What to do when there's no wind or waves and you have a foiling itch that needs to be scratched? Build a dock start ladder platform!

dock start ladder platform

That's exactly what we did after being inspired by the Dock Start Facebook group. It's built using a 4 way folding aluminium ladder, 3 decking planks (held together with some cross bracing underneath) and 2 bungee cords (to hold the decking to the ladder to stop it floating away).

It works well but it's not the easiest way to learn to dock start that's for sure.

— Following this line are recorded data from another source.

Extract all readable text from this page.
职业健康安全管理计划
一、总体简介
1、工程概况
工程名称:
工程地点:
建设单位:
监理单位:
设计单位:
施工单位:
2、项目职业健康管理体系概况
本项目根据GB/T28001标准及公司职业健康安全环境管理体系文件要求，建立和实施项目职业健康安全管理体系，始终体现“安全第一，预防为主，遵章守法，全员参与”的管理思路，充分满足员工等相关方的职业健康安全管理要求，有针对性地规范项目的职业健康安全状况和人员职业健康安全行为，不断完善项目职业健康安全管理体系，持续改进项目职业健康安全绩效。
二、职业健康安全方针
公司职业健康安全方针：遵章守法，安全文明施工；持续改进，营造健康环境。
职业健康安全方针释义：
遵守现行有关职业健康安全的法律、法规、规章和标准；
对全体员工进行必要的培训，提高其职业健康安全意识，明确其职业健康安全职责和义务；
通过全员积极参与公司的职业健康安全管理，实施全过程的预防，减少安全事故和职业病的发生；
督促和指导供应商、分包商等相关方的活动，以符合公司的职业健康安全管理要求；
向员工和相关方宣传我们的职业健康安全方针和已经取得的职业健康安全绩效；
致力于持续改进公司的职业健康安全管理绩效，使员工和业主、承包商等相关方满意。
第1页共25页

The downsides are that you start in relatively shallow water (so the foil often hits the bottom) and the run-up is short (meaning you don't have time to think before jumping on the foil)! 

Despite it being difficult to learn, it certainly is entertaining on a wind and waveless day! I have had 3 sessions on it so far and here's what i've learned:

  • Use a large foil with a low foil up speed. For my latter attempts I used the Gravity 2200 foil having tried the Phantom 1780 (which isn't ideal for learning as it has a higher foil up speed) and the Gravity 1800 (which is too small for my 90kg).
  • Use a short mast to avoid hitting the bottom. I used a 75cm mast but will go for the 65cm next time
  • Learn on a proper dock - having a longer pontoon style dock to launch would make the initial attempts easier as you have more time to think and get the board pitch right before jumping onto the board
  • Land on your board with your back foot first to ensure the foil rises.
  • Practice pumping on your wingfoil setup or behind a boat first to ensure that you are used to the foil and can pump for more than 3 feet once you land on the board! 

What's the Ideal Pump Foil Setup?

A small board with low swing weight to make pumping easier. The Axis PNG 1150 with short fuselage and 460 rear wing is often the go to foil setup for pump foilers.